L’Agence régionale de santé (ARS) de Provence-Alpes-Côte d’Azur a saisi Santé publique France le 03 mars 2017 pour effectuer l’analyse critique de l’étude de santé « Fos-Epséal » menée sur les communes de Fos-sur-Mer et de Port-Saint-Louis-du-Rhône. Cette étude a été réalisée par une équipe CNRS du Centre Norbert Elias de Marseille, en lien avec une équipe universitaire nord-américaine (College of liberal arts and human sciences, Virginia Tech). Elle est fondée sur une approche dite « d’épidémiologie ancrée localement » et a été financée par l’appel à projets de recherche du Programme national de recherche environnement santé travail (PNR EST) 2014 de l’Anses. Les auteures sont : Barbara Allen (sociologue, Sciences and Technology in Society, Virginia Tech University, Washington DC), Alison Cohen (épidémiologiste, biostatisticienne, School of Public Health, University of California, Berkeley), Yolaine Ferrier (doctorante en anthropologie à l’EHESS, Centre Norbert Elias, Marseille, chargée de l’étude), Johanna Lees (socio-anthropologue, Centre Norbert Elias, Laboratoire de Sciences Sociales Appliquées, Marseille) et Valeria Siniscalchi (anthropologue, maître de conférence à l’EHESS, Centre Norbert Elias, Marseille). Il est à noter que Santé publique France, par l’intermédiaire de sa Cellule d’intervention en régions Provence-Alpes-Côte d’Azur et Corse (Cire Paca-Corse), est impliquée depuis plusieurs années sur la zone de l’étang de Berre et du Golfe de Fos dans le cadre de différentes études (évaluations sanitaires, études épidémiologiques, études d’imprégnation…) et a participé également aux travaux d’instances locales de concertation déjà existantes sur la zone.
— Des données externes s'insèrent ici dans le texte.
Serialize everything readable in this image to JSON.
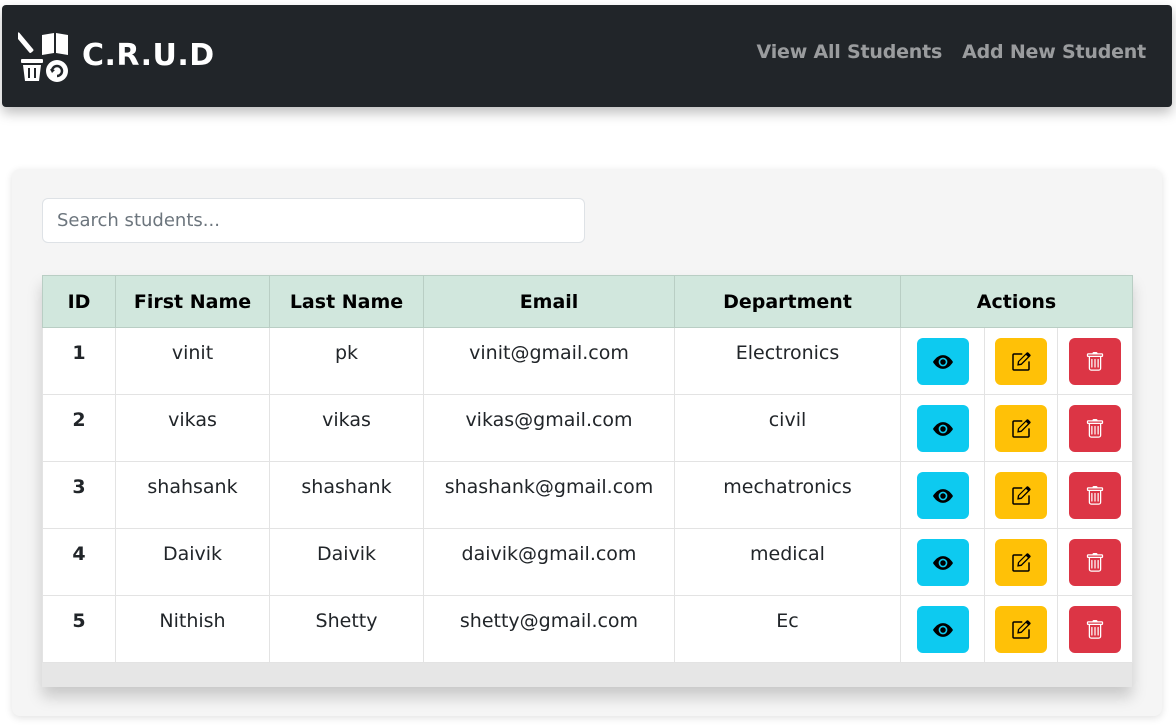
{
  "navbar": {
    "brand": "C.R.U.D",
    "links": [
      "View All Students",
      "Add New Student"
    ]
  },
  "search": {
    "placeholder": "Search students...",
    "value": ""
  },
  "table": {
    "headers": [
      "ID",
      "First Name",
      "Last Name",
      "Email",
      "Department",
      "Actions"
    ],
    "rows": [
      {
        "id": "1",
        "first": "vinit",
        "last": "pk",
        "email": "vinit@gmail.com",
        "dept": "Electronics"
      },
      {
        "id": "2",
        "first": "vikas",
        "last": "vikas",
        "email": "vikas@gmail.com",
        "dept": "civil"
      },
      {
        "id": "3",
        "first": "shahsank",
        "last": "shashank",
        "email": "shashank@gmail.com",
        "dept": "mechatronics"
      },
      {
        "id": "4",
        "first": "Daivik",
        "last": "Daivik",
        "email": "daivik@gmail.com",
        "dept": "medical"
      },
      {
        "id": "5",
        "first": "Nithish",
        "last": "Shetty",
        "email": "shetty@gmail.com",
        "dept": "Ec"
      }
    ]
  },
  "icons": {
    "logo": "crud-logo-icon",
    "view": "eye-icon",
    "edit": "pencil-square-icon",
    "delete": "trash-icon"
  },
  "colors": {
    "navbar": "#212529",
    "header_row": "#d1e7dd",
    "view_button": "#0dcaf0",
    "edit_button": "#ffc107",
    "delete_button": "#dc3545"
  }
}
L’agence était donc informée de l’existence de cette étude avant d’être saisie pour son analyse critique. Elle s’est toutefois donnée pour objectif d’en faire une analyse neutre, autant que faire se peut, c’est-à-dire étayée scientifiquement et indépendante de tout positionnement institutionnel. Pour cela, Santé publique France a mis en place un comité d’appui. Les principaux résultats de l’étude Fos-Epséal montrant une prévalence élevée de certaines pathologies (maladies chroniques), l’ARS a jugé ces résultats préoccupants. Elle a donc saisi Santé publique France pour procéder à l’analyse de la méthode mise en oeuvre et des résultats qui en sont issus. La diffusion de cette étude en janvier 2017 a eu un important retentissement médiatique, tant au niveau local que national.